The most recent data, analyzed by WCNC Charlotte, show most of Charlotte's largest lenders closed the gap in 2020, but not nearly enough.
'Don't try to do this on your own'
Local school teacher Sadia Vanager recently bought her first home, but getting to that point took years of preparation.
"I wanted to have a home by 35 and I'm 35, so I made it," the mother of three said, smiling. "Teaching my kids that is very important. I don't want it to be like, 'Mommy's just making these things happen.' They need to know stuff takes hard work. It takes being a steward of your money and being a steward of your credit. it definitely can be done, but you're going to have to work for it as well."
If there's anything Vanager learned throughout the process, it's that you need help from others. She received advice establishing good credit and managing money, help to secure down payment assistance and guidance from her realtor.
"I didn't know anything about the process," she said. "Don't try to do this on your own.
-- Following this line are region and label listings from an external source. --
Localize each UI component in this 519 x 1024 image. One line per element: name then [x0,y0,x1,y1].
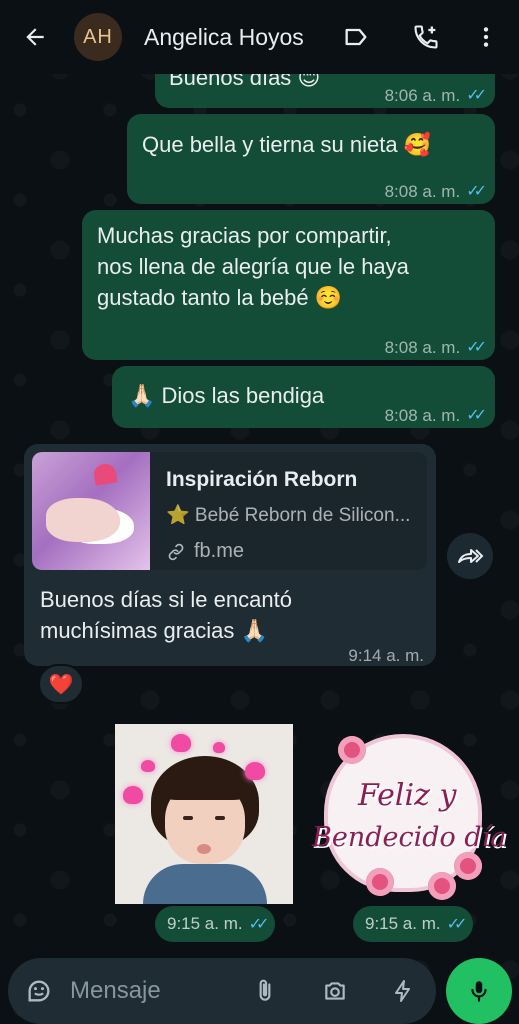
camera-button[interactable] [314,958,356,1024]
message-text: Que bella y tierna su nieta 🥰 [142,132,432,157]
voice-message-button[interactable] [446,958,512,1024]
attach-icon [259,979,271,1001]
forward-icon [458,549,484,563]
more-vert-icon [483,27,489,47]
message-bubble[interactable]: 🙏🏻 Dios las bendiga 8:08 a. m. ✓✓ [112,366,495,428]
message-bubble[interactable]: Que bella y tierna su nieta 🥰 8:08 a. m.… [127,114,495,204]
heart-sticker-icon [213,742,225,753]
heart-sticker-icon [171,734,191,752]
kid-eye [215,816,225,820]
link-preview[interactable]: Inspiración Reborn ⭐ Bebé Reborn de Sili… [32,452,427,570]
link-preview-title: Inspiración Reborn [166,468,358,491]
read-ticks-icon: ✓✓ [466,87,487,104]
card-text-line: Feliz y [358,778,457,813]
message-meta: 9:14 a. m. [348,640,424,671]
link-icon [168,543,184,560]
message-text: Buenos días 😊 [169,74,321,90]
baby-image [46,498,120,542]
chat-header: AH Angelica Hoyos [0,0,519,74]
message-line: gustado tanto la bebé ☺️ [97,285,343,310]
message-text: Buenos días si le encantó muchísimas gra… [40,584,292,646]
heart-sticker-icon [123,786,143,804]
label-icon [345,28,367,46]
message-time: 8:06 a. m. [384,86,461,105]
add-call-icon [414,25,438,49]
message-meta: 8:06 a. m. ✓✓ [384,80,487,111]
message-bubble[interactable]: Buenos días 😊 8:06 a. m. ✓✓ [155,74,495,108]
message-input-bar [8,958,436,1024]
message-text: Muchas gracias por compartir, nos llena … [97,220,409,313]
sticker-time-chip: 9:15 a. m. ✓✓ [155,906,276,942]
message-line: Buenos días si le encantó [40,587,292,612]
sticker-time-chip: 9:15 a. m. ✓✓ [353,906,474,942]
message-line: nos llena de alegría que le haya [97,254,409,279]
label-button[interactable] [334,0,378,74]
more-options-button[interactable] [464,0,508,74]
rose-decoration [366,868,394,896]
message-time: 9:15 a. m. [365,914,441,933]
read-ticks-icon: ✓✓ [466,183,487,200]
bolt-icon [395,980,410,1002]
sticker-kid-photo[interactable] [115,724,293,904]
link-preview-url: fb.me [166,536,244,567]
heart-sticker-icon [245,762,265,780]
message-line: Muchas gracias por compartir, [97,223,392,248]
sticker-greeting-card[interactable]: Feliz y Bendecido día [308,732,507,902]
rose-decoration [338,736,366,764]
reaction-emoji: ❤️ [48,673,74,696]
message-time: 8:08 a. m. [384,406,461,425]
forward-button[interactable] [447,533,493,579]
message-input[interactable] [70,958,240,1024]
link-preview-thumbnail [32,452,150,570]
message-text: 🙏🏻 Dios las bendiga [128,383,325,408]
heart-sticker-icon [141,760,155,772]
camera-icon [325,982,345,1000]
read-ticks-icon: ✓✓ [466,339,487,356]
read-ticks-icon: ✓✓ [248,916,270,933]
kid-bangs [159,764,251,800]
add-call-button[interactable] [404,0,448,74]
read-ticks-icon: ✓✓ [466,407,487,424]
message-line: muchísimas gracias 🙏🏻 [40,618,268,643]
back-button[interactable] [10,0,60,74]
card-text-line: Bendecido día [312,822,507,853]
read-ticks-icon: ✓✓ [446,916,468,933]
message-time: 9:14 a. m. [348,646,424,665]
message-bubble[interactable]: Muchas gracias por compartir, nos llena … [82,210,495,360]
message-bubble-incoming[interactable]: Inspiración Reborn ⭐ Bebé Reborn de Sili… [24,444,436,666]
message-list[interactable]: Buenos días 😊 8:06 a. m. ✓✓ Que bella y … [0,74,519,944]
sticker-button[interactable] [18,958,60,1024]
rose-decoration [454,852,482,880]
link-domain: fb.me [194,540,245,562]
sticker-icon [28,980,50,1002]
kid-lips [197,844,211,854]
rose-decoration [428,872,456,900]
kid-shirt [143,864,267,904]
message-meta: 8:08 a. m. ✓✓ [384,400,487,431]
quick-action-button[interactable] [382,958,424,1024]
link-preview-description: ⭐ Bebé Reborn de Silicon... [166,505,411,526]
attach-button[interactable] [244,958,286,1024]
back-arrow-icon [26,28,44,46]
contact-name[interactable]: Angelica Hoyos [144,24,324,51]
message-time: 8:08 a. m. [384,182,461,201]
avatar[interactable]: AH [74,13,122,61]
message-time: 8:08 a. m. [384,338,461,357]
mic-icon [471,981,487,1002]
heart-decoration [92,462,118,486]
message-time: 9:15 a. m. [167,914,243,933]
kid-eye [183,816,193,820]
message-reaction[interactable]: ❤️ [38,664,84,704]
message-meta: 8:08 a. m. ✓✓ [384,332,487,363]
message-meta: 8:08 a. m. ✓✓ [384,176,487,207]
It's not easy, but if you have the right people in your corner, it can be done."
Fundamental changes on the way
President Joe Biden announced his plan to address racial discrimination and bias in the housing market on June 1.
McCargo said the fact that the Biden Administration acknowledges the problem and the federal government's role in these disparities is a breakthrough. She is hopeful the federal government can make the most of this moment and improve upon some of the efforts underway by organizations and banks.
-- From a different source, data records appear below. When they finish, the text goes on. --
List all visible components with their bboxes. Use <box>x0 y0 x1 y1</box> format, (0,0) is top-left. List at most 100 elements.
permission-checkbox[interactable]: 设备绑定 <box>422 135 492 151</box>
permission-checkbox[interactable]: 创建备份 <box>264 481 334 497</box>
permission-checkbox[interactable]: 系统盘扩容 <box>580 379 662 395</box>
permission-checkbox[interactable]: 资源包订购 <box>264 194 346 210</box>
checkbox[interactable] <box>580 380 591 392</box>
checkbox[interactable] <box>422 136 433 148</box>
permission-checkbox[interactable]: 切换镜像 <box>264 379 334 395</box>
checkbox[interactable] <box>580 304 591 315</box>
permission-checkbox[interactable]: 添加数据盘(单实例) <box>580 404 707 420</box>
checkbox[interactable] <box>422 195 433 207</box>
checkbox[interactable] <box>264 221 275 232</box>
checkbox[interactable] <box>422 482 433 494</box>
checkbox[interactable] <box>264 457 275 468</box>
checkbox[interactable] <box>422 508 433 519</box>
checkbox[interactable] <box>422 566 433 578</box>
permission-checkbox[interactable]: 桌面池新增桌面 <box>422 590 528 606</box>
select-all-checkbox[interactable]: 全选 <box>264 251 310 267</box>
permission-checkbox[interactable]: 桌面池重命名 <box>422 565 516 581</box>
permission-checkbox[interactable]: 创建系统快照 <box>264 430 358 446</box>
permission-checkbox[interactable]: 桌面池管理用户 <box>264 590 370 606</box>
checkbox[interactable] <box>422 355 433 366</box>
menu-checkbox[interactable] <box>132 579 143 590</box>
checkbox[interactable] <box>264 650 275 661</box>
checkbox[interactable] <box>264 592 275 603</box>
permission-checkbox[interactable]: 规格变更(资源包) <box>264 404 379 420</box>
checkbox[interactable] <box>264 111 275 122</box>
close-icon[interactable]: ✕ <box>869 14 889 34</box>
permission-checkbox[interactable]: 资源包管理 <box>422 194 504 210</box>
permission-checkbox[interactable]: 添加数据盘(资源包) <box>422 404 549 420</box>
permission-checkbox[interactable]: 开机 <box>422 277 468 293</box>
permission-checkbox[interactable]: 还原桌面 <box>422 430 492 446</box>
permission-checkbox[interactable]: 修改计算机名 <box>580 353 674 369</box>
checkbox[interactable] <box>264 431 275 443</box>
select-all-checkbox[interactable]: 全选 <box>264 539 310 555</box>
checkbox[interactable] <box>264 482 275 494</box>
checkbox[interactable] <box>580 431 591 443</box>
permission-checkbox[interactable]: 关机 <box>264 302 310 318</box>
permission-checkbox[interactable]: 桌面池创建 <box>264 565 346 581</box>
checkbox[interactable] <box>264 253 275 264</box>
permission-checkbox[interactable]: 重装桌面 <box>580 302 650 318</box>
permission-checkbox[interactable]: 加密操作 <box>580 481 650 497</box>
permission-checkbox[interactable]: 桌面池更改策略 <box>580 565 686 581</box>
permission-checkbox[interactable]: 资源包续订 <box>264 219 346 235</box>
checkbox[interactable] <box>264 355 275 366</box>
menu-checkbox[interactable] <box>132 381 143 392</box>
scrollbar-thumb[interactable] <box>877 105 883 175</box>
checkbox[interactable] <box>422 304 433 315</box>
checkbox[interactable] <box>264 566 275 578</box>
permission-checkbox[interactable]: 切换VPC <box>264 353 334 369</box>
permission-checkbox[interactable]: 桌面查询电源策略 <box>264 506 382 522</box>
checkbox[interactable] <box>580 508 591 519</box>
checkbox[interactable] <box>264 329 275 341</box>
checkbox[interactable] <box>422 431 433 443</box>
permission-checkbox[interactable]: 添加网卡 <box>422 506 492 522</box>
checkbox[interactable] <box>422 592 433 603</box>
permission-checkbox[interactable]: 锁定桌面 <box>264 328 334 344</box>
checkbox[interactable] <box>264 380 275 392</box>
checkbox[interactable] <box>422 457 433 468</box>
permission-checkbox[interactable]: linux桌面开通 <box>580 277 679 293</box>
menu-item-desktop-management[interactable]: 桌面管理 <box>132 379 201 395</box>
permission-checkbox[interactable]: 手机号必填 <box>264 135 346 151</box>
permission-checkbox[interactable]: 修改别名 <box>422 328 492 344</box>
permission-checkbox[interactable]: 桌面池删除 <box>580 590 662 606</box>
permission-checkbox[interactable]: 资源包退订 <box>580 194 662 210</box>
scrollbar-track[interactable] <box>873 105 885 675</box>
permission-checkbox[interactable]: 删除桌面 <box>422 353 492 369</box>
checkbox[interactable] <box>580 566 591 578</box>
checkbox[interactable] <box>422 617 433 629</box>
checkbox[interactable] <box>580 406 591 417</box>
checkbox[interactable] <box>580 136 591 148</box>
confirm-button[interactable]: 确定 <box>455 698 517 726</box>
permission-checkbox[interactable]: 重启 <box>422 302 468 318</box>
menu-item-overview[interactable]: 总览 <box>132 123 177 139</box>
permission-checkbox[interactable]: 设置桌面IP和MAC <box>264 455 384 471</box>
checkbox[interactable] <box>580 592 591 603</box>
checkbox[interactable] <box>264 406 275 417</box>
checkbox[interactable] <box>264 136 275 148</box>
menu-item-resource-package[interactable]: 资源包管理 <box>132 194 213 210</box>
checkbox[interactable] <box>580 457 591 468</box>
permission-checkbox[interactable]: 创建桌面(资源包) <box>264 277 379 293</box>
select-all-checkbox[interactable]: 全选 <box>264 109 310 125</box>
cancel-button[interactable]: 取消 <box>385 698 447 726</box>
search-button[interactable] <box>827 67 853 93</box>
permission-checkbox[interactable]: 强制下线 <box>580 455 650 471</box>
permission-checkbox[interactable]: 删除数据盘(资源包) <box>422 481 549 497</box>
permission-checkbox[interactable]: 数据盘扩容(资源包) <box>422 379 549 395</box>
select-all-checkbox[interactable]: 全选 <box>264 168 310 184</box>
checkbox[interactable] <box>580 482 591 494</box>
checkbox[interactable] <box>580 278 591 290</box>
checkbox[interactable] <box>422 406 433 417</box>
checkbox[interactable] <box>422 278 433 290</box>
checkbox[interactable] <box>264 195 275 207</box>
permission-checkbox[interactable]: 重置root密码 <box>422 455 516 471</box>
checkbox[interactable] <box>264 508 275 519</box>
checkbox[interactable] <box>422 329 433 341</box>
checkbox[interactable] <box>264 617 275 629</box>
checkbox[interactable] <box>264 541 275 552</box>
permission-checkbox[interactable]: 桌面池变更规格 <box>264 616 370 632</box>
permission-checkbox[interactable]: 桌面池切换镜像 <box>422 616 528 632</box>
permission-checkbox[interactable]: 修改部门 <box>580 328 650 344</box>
"You see the will and the work going in to really make some fundamental changes," she said. "HUD has been very committed to this work since day one of this administration. I feel like that stars have aligned and we have a president and a HUD secretary and just a government that's acknowledging this and really willing to work on it. We can get there a lot faster with this kind of focus than we would otherwise."
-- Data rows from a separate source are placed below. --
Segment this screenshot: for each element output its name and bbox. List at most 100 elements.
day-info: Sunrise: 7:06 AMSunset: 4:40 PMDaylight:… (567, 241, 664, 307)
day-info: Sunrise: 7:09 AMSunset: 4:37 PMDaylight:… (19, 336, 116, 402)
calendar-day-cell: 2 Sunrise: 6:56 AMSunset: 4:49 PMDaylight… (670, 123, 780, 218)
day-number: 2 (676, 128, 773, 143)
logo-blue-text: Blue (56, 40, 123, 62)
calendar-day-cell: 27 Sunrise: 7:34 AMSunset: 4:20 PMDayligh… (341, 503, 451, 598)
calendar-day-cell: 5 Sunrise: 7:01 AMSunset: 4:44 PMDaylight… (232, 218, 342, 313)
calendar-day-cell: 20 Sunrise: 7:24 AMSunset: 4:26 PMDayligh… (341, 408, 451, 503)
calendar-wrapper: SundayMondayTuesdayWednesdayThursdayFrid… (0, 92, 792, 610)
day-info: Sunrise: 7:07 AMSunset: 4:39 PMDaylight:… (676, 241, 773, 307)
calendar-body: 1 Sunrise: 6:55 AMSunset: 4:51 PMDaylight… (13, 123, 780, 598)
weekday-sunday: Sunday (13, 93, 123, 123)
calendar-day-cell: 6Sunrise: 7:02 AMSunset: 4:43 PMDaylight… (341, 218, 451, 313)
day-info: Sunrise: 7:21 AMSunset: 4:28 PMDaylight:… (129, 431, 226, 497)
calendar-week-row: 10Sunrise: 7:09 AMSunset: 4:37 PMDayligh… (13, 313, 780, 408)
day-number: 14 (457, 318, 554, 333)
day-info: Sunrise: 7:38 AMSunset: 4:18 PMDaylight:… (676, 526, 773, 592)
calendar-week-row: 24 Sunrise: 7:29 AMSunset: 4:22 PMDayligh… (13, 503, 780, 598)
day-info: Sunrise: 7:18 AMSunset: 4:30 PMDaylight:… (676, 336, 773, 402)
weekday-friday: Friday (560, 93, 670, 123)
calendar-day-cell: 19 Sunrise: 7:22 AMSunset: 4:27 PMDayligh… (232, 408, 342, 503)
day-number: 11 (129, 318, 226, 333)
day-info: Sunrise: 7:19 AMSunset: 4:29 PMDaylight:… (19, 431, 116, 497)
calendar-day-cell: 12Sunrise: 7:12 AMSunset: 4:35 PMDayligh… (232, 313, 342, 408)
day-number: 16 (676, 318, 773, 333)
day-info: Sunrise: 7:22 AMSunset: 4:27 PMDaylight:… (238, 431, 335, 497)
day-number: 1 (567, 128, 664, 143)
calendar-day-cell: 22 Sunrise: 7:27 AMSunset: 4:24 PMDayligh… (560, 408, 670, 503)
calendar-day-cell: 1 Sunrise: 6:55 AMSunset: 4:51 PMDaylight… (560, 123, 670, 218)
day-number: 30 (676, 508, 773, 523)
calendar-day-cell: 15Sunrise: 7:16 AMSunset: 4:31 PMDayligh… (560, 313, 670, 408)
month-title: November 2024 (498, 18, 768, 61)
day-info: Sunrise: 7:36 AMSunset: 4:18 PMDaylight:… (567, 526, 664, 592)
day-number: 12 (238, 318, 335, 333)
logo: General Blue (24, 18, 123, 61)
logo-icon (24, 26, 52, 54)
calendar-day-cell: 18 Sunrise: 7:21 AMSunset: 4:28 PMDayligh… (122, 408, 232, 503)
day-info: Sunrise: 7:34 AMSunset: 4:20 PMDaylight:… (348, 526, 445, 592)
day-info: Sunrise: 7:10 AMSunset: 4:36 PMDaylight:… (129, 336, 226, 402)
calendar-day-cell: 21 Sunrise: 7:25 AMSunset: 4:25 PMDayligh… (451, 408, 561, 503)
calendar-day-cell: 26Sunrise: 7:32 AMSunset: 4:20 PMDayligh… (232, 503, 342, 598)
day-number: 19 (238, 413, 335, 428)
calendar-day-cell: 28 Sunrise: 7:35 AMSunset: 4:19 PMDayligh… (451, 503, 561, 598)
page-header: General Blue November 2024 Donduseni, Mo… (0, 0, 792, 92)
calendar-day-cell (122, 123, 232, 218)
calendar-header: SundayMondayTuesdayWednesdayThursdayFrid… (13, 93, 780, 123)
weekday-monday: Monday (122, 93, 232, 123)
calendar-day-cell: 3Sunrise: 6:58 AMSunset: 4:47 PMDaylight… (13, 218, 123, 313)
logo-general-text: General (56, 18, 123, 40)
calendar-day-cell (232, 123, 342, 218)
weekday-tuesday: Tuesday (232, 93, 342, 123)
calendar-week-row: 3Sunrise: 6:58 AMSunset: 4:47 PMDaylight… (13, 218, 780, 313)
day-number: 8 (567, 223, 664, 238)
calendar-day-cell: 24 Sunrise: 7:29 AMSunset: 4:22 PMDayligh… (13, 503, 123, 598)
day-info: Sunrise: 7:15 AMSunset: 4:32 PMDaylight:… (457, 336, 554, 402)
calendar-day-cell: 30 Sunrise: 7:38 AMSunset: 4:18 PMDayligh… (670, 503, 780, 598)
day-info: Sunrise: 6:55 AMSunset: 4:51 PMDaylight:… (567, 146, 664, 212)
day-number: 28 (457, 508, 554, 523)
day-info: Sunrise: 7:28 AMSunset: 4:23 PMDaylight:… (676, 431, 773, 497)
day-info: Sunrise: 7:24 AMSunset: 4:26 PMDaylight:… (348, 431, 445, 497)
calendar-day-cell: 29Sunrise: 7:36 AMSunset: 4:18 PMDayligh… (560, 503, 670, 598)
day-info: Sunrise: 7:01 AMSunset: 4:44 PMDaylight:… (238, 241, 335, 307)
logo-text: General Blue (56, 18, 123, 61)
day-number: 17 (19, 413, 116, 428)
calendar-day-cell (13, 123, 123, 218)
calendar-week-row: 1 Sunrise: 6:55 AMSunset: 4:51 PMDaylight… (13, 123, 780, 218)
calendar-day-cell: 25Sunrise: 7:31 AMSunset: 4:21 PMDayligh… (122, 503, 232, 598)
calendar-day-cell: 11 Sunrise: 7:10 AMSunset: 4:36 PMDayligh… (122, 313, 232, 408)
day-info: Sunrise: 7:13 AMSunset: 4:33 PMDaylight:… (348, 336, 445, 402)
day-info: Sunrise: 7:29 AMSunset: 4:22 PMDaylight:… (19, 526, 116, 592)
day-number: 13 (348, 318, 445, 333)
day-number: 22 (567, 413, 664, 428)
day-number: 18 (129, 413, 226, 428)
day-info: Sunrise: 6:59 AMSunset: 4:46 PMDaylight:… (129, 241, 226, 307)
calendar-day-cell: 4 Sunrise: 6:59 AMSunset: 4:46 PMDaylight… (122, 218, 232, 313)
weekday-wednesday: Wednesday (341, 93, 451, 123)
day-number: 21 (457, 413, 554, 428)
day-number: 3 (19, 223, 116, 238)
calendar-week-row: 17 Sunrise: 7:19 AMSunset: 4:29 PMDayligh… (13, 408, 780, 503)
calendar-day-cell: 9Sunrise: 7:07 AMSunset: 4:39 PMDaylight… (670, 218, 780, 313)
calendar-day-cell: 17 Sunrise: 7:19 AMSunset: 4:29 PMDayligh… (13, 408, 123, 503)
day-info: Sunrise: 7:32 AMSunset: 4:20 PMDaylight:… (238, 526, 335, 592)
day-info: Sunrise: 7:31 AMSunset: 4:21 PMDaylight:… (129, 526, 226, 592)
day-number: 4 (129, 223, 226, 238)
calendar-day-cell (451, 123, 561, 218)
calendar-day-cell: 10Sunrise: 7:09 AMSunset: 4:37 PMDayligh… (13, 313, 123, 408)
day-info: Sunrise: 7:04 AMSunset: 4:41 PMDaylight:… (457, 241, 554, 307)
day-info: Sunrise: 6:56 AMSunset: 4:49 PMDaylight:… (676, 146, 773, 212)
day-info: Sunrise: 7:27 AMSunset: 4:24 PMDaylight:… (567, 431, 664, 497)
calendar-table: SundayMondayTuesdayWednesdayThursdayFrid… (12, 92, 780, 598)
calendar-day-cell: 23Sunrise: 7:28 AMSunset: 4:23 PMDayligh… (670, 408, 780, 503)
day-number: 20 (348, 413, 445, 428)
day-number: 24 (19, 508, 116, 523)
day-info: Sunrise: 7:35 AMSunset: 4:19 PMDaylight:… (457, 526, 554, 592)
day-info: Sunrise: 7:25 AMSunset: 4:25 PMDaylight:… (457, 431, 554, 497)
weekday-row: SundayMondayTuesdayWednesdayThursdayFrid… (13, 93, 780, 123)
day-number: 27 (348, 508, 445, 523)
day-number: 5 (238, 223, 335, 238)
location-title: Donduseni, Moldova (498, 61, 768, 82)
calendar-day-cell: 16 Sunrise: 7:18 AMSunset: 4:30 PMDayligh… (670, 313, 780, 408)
McCargo said HUD is reviewing its programs and policies in an effort to identify problems and find solutions, focusing on everything from the technology used to assess risk to re-evaluating how the industry views certain populations.
"The disparities that you're pointing out are really deeply rooted in the systems that really support the mortgage and underwriting process," McCargo told WCNC Charlotte. "The industry is largely built on automation. We do see deep disparities that come out of those algorithmic formulas."
HMDA data show Black borrowers who secured loans through the Charlotte market's largest lenders pay, on average, slightly more in interest, the equivalent of $471 over the life of a 30-year $250,000 mortgage. A recent National Association of Real Estate Brokers study found Black homeowners pay even more annually in interest payments, $743, largely due to perceived risk factors.
"We need to level the playing field," McCargo said. "That should not be the case. It should not cost more because you are Black to purchase a home."
Congress is watching
The House Financial Services Committee has taken notice of the problem. Rep. Alma Adams (D), NC-District 12, briefed fellow committee members on WCNC Charlotte's findings during a March hearing on the topic and entered WCNC Charlotte's reporting into the record.
"We need to press this even more," Rep. Adams said. "We're on it, we know that it exists and we're going to try to do some things to fix it."
Building generational wealth
Back at Sadia Vanager's new home, she's benefiting from the efforts of a previous generation. Her grandmother, a Jamaican immigrant, shared her first home with Vanager. She also helped raise her kids. Vanager's role model's selfless love is helping build generational wealth today.
"In the future, later on, if somebody wants to own this house, it's always going to be here. When I'm a grandma, my grandkids can come and play in the yard," Vanager said. "Being able to maybe even one day take care of her and bring her back into my home and return the favor that she gave me is really important."